Le juge peut également ordonner le report du paiement des sommes dues et la suspension des poursuites des créanciers à l'encontre de l'entrepreneur durant la période de la procédure (article L645-6 du Code de commerce).

Demande d'ouverture d'une procédure de rétablissement professionnel

Conformément aux articles L645-1, L645-2 et R645-1 du Code de commerce, l'entrepreneur individuel peut demander l'ouverture d'un rétablissement professionnel lorsqu'il se trouve en état de cessation des paiements, que son redressement est manifestement impossible et que son actif est inférieur à 5.000 euros. Il doit exercer une activité commerciale ou artisanale, une activité professionnelle indépendante (notamment une profession libérale), ou être agriculteur.

Il ne doit pas faire l'objet d'une procédure collective en cours (sauvegarde, redressement ou liquidation judiciaire), ni avoir employé aucun salarié au cours des 6 derniers mois, ou être impliqué dans une instance prud'homale en cours. Il ne doit en outre pas avoir fait l'objet depuis moins de 5 ans d'une première procédure de rétablissement professionnel ni d'une procédure de liquidation judiciaire s'étant clôturée pour insuffisance d'actif.

En outre, les entrepreneurs individuels exerçants sous la forme d'une EIRL sont exclus du dispositif.

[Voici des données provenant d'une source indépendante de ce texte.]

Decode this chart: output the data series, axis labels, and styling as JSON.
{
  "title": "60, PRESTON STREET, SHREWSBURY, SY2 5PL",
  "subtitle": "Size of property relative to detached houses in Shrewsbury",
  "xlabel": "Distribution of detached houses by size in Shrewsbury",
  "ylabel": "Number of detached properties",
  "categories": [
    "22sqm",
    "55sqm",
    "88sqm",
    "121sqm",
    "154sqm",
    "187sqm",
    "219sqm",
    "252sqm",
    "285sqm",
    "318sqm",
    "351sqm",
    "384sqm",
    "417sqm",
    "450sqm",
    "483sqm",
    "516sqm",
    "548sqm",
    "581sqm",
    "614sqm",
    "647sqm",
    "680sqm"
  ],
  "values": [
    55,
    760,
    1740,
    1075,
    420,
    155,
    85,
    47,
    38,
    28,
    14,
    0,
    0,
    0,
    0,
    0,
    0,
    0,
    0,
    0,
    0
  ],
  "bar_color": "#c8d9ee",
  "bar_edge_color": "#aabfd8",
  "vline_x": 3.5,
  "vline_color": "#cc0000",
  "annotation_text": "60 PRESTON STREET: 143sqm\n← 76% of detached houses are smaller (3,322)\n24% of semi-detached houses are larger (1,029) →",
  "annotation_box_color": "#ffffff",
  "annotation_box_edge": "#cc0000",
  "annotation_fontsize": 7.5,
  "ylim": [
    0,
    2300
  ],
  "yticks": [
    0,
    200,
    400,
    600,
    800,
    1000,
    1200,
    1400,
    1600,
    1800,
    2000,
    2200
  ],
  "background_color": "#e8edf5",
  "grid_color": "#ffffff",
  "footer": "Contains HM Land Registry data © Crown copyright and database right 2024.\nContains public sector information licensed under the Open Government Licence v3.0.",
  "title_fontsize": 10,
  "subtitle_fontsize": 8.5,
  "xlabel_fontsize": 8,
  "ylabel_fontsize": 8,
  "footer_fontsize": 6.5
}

La liquidation judiciaire à titre subsidiaire

L'entrepreneur individuel qui présente une demande de rétablissement professionnel sans remplir toutes les conditions imposées par la loi, mais se trouvant bien en état de cessation des paiements sans possibilité de redressement, verra s'ouvrir à son encontre une procédure de liquidation judiciaireen substitution (articles L645-3 et R645-3 du Code de commerce). Concrètement, la demande de rétablissement est effectuée à l'occasion d'une demande d'ouverture de liquidation.

De même, si en cours de rétablissement professionnel il s'avère que l'entrepreneur n'est pas de bonne foi, que les conditions ne sont plus remplies ou qu'elles ne l'étaient pas à l'origine, la procédure se voit également convertie en liquidation (articles L645-9 et L645-12 du Code de commerce).

La procédure de rétablissement professionnel se présente donc comme une alternative plus protectrice à la liquidation judiciaire.